Plantinga knows the necessity of deep wisdom that will help the pastor create sermons that speak much more than any one person can ever know. But he has not stuffed a sack full of anecdotes for the preacher to find endless illustrations. “Reading general literature just for illustrations is slightly perverse.” That is for Saturday night anxious Internet browsers. Rather, Plantinga writes about the apt illustration that is true in every sense of the word. “If the preacher is a persistent reader,” he argues, “she will discover illustrations that may turn out to be more than mere embellishments. If well chosen and well placed, illustrations can become serious business within a sermon.” He then proceeds to give examples from a wide range: Garrison Keillor (humorist), Seth McFarlane (cartoonist), Thorton Wilder (author). There is a chapter on diction in which the sermons of Barbara Brown Taylor are analyzed for her uncanny ability to get the diction perfectly pitched for her listeners. It is her diction that gives her sermon movement in the ear of the listeners and proceeds directly to the heart. Lest the reader think preaching is only about rhetoric, Plantinga is quick to say “none of this matters if the Holy Spirit isn’t blowing, but if the sermon has been intelligently designed to catch the Spirit’s breath, and if the Spirit actually blows, the result is what we mean when we say that preaching in the church is eventful.”

In this book are found riches from novels, short stories, poems and essays that will enrich any preacher’s art. That is one of the many delights of this book. One is treated to insightful commentary on a delightfully wide range of reading that demonstrates how the great skill of the authors can be learned by preachers who are seeking to announce the presence of God and move the human heart.

There is more!

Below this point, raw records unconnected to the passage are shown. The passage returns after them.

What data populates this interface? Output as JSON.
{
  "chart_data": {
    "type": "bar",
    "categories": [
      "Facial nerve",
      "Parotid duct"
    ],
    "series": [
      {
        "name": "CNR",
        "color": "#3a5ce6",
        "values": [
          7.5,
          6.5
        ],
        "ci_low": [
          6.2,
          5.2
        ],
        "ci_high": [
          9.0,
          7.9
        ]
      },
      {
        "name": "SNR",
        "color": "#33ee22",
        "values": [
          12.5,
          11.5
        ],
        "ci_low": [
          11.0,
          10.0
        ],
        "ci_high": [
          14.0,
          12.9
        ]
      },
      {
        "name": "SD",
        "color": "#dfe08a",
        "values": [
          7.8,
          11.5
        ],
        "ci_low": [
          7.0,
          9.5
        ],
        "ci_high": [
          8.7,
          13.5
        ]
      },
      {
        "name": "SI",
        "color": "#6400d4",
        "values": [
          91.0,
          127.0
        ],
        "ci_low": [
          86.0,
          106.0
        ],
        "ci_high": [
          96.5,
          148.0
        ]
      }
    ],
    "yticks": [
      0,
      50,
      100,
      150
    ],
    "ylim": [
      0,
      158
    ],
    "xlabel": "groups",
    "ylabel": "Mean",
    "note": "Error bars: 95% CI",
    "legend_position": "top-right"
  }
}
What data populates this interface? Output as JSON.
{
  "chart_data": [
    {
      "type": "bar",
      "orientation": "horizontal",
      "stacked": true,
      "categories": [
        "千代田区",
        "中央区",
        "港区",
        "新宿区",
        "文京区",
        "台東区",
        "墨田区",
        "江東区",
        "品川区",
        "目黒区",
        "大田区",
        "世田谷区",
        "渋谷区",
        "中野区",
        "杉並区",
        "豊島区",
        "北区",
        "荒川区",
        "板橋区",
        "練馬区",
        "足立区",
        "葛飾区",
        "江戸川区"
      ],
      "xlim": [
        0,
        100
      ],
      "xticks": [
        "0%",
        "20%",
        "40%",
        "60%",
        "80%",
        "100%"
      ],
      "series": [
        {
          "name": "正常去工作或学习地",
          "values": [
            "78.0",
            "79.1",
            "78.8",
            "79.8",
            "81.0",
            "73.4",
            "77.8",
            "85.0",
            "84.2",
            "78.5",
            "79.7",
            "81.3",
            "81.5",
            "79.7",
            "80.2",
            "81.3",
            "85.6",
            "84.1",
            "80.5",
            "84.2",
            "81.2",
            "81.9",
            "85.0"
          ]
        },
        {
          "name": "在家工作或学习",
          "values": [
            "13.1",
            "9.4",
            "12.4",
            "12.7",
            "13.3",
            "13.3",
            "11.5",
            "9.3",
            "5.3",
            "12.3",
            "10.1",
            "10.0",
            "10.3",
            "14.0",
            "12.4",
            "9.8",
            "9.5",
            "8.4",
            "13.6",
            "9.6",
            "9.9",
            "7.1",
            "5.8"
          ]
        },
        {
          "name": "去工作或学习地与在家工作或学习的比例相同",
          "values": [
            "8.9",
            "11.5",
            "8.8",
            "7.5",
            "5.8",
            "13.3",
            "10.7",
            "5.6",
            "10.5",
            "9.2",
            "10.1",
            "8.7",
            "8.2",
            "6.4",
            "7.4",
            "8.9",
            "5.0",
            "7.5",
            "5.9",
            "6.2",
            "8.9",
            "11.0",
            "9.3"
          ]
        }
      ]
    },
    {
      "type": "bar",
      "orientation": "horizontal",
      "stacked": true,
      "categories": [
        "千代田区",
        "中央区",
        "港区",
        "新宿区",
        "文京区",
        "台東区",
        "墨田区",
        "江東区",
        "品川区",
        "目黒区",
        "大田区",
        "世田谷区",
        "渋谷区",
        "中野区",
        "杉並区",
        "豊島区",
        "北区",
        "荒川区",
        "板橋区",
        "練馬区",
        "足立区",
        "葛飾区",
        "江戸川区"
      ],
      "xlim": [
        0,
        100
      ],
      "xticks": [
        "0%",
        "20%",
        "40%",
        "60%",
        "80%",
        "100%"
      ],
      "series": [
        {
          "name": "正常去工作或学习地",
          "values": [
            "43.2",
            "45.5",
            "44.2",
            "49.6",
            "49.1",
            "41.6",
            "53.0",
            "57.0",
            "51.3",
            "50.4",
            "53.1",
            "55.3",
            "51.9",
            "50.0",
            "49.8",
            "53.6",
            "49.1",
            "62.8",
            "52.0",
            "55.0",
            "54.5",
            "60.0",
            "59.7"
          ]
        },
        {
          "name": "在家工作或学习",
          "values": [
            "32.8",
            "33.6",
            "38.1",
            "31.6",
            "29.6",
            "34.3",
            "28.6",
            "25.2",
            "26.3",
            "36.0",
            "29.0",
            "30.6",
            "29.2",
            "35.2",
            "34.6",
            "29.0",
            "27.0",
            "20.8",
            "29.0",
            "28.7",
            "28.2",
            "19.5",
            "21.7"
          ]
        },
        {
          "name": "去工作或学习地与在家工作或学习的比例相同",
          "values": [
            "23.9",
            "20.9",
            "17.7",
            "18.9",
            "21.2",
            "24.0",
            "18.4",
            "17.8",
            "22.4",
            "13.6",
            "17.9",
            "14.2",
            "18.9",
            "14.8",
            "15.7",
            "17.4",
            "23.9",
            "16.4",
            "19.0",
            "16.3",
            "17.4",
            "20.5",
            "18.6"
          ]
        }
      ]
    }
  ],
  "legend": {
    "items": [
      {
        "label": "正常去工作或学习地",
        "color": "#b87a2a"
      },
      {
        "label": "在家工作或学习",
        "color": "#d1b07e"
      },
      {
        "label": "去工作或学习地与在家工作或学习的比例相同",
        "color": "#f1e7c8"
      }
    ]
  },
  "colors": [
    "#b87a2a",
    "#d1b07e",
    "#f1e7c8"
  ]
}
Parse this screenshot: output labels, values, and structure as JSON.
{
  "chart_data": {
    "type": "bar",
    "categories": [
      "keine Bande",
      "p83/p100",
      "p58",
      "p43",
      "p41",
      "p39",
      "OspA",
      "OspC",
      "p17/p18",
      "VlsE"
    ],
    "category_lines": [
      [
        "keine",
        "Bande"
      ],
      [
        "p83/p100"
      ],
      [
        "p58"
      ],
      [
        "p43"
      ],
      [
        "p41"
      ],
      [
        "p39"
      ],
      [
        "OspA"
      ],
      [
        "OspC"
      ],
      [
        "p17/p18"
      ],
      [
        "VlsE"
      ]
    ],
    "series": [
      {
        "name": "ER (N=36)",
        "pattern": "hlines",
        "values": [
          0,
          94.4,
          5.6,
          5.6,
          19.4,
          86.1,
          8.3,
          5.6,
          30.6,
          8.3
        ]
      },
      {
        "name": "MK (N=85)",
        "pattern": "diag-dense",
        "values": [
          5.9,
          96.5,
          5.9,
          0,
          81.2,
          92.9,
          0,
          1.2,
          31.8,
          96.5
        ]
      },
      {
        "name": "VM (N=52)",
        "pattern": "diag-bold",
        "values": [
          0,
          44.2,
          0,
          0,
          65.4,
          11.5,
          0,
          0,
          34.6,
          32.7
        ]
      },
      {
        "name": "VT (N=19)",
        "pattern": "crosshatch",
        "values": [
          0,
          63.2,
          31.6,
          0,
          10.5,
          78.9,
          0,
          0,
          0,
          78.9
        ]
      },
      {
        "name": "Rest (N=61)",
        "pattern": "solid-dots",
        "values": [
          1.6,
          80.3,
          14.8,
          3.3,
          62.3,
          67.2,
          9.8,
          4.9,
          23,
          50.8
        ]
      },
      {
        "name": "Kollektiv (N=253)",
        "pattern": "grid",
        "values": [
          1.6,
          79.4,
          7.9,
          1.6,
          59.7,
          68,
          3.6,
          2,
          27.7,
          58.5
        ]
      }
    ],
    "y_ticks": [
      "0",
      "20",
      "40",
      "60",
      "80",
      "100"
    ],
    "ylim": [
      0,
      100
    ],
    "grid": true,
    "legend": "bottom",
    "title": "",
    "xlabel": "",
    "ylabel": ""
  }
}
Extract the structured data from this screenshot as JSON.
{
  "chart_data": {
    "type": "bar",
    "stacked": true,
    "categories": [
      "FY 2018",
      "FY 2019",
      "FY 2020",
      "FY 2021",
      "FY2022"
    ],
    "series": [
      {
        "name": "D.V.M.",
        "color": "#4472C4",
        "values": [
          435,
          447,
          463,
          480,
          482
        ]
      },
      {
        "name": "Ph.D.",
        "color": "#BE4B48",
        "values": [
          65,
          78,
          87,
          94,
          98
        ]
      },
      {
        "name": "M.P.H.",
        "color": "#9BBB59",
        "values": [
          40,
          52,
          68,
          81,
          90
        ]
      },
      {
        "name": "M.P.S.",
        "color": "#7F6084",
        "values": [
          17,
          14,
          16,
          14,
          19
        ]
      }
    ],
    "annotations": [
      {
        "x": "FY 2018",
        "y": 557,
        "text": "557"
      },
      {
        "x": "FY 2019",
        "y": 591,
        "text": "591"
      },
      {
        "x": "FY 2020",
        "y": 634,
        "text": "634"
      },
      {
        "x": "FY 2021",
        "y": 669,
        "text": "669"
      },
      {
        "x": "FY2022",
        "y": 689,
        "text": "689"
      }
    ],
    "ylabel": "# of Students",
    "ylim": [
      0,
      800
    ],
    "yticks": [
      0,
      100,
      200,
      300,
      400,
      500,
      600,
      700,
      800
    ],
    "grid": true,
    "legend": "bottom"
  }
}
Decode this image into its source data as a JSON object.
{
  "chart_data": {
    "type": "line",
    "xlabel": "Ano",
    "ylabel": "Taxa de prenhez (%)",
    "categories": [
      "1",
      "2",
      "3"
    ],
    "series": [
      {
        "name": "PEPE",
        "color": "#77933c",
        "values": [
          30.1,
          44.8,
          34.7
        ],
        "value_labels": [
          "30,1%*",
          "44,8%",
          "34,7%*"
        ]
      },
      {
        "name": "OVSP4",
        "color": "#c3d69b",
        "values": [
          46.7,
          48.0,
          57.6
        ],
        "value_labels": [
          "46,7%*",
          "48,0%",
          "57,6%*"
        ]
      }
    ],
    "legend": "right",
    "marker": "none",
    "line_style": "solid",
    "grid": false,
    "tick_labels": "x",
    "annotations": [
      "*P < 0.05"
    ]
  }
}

Historian Robert Caro, novelists Flannery O’Connor, Somerset Maugham, Marilynne Robison, Anne Tyler and essayists William Maxwell and Joseph Epstein. “The preacher wants his program of reading to complicate some of his fixed ideas, to impress him with some of the mysteries of life, with its variousness, with its surprises, with the pushes and pulls within it.” The author is a fine writer who knows the joy of a pithy zinger into the mind’s heart. After all these years, I have again found a source for deepening my own reading that may in turn deepen my preaching

ROY W. HOWARD is the Outlook book editor and the pastor of Saint Mark Presbyterian Church in North Bethesda, Maryland.